The New Cybersecurity Strategy follows Liberman-Collins in correctly identifying a systemic problem in critical infrastructure protection stating that we are “layering new functionalities and technologies onto already intricate and brittle systems.” The convergence of IT and OT which the strategy refers to as “digital operational technology” has been an ongoing security concern.

The failure of Liberman-Collins illustrated significant structural differences between the ICT and energy sectors. The energy sector is the only sector with mandatory CIP Reliability Standards for a reason. The ICT sector is incredibly more complicated and spread across different industry verticals. Platforms, telecommunications providers, and cloud services providers, were also able to lobby against those measures. While the road will be similarly long and controversial today, critical infrastructure operators would be well advised to preempt government-defined cyber requirements with better security.
The strategy’s solution to the federal government’s aging OT systems like the Hoover Dam is to modernize and apply zero trust architecture across the board, which is much easier said than done. Assuming “modern” is a euphemism for networked/smart, even Cisco which sells industrial internet of things devices admits that for some systems it’s better to just not connect them to the internet at all. 

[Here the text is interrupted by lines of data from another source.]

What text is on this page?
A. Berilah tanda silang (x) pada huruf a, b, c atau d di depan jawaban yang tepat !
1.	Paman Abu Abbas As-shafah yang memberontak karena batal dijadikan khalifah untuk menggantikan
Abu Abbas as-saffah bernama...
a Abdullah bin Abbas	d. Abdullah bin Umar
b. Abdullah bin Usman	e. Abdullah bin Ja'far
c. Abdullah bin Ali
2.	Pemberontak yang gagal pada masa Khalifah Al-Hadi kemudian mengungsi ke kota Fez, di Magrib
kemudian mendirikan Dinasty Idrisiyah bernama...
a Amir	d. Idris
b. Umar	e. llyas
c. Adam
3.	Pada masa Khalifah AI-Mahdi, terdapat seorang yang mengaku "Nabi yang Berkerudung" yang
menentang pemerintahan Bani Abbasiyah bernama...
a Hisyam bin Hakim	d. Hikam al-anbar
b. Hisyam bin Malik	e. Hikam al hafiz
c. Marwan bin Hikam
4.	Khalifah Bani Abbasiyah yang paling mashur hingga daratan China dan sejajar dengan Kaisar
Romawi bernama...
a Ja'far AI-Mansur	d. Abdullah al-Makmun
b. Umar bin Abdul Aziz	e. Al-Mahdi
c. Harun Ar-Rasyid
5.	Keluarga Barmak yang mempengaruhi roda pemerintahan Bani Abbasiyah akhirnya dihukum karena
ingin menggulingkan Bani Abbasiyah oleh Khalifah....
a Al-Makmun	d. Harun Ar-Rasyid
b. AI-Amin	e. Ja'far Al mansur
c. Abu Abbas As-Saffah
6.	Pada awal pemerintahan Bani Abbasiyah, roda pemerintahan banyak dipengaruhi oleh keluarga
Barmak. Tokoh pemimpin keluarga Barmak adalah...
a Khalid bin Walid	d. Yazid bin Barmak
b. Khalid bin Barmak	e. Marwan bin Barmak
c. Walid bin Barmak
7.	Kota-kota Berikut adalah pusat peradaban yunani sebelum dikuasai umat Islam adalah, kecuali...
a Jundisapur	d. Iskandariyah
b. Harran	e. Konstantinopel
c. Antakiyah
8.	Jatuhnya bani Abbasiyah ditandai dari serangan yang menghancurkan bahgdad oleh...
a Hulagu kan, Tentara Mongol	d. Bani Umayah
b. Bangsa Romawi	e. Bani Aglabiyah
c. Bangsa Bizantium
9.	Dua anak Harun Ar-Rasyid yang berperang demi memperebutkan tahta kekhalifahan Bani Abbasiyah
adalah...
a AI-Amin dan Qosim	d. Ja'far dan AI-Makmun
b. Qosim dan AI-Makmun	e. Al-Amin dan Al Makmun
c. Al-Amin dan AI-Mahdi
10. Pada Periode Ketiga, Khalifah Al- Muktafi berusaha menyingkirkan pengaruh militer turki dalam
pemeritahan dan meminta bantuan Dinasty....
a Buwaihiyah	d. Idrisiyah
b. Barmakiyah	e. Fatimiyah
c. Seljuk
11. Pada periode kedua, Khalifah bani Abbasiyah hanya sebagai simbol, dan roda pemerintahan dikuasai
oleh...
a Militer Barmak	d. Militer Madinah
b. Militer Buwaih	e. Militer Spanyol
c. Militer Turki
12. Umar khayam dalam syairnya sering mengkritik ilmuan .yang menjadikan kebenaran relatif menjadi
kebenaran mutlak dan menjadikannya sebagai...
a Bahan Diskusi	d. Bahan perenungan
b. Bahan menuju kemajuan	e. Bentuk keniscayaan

Otherwise, the strategy came up short of proposing new solutions for the thorny issue of information sharing. Perhaps some of the suggested “interagency deconfliction” will address path-dependency problems in the DHS/CISA regime like having separate communications and information technology sectors. Finally, the software liability and safe harbor framework proposed in the cyber strategy deserves to be addressed in a standalone post.

India Cracks Downs on Smartphone Manufacturers 

In yet another move to extend its control over the communications in India, the government is contemplating obligations for smartphone manufacturers operating in India. Most smartphones come with pre-installed apps that cannot be deleted. These pre-installed apps control several critical functions like taking photos (camera), storing documents (wallets), digital payments and accessing the internet (browsers). Smartphone manufacturers also include other proprietary apps in their devices as part of monetisation agreements. According to Reuters, smartphone manufacturers in India may soon be forced to allow removal of pre-installed apps and a lab authorized by the Indian Bureau of Standards will screen devices for compliance. Apart from providing an uninstall option, device manufacturers may also have to seek approval from the government before rolling out major updates to their operating systems. 

These obligations appear to be part of the Indian government’s crackdown on Chinese companies. Following border skirmishes in 2020, India has restricted Chinese companies access to, or banned them from the Indian market. Mandating removal of apps and screening of each major update to the operating system before it is rolled out to consumers is aimed at addressing concerns about “spying and abuse of user data by foreign players”. It remains to be seen how manufacturers respond to these efforts. Representatives of Chinese companies Xiaomi and BBK Electronics which dominate the Indian smartphone market, Samsung, and Apple have met with officials at India’s Information and Technology Ministry to discuss these obligations.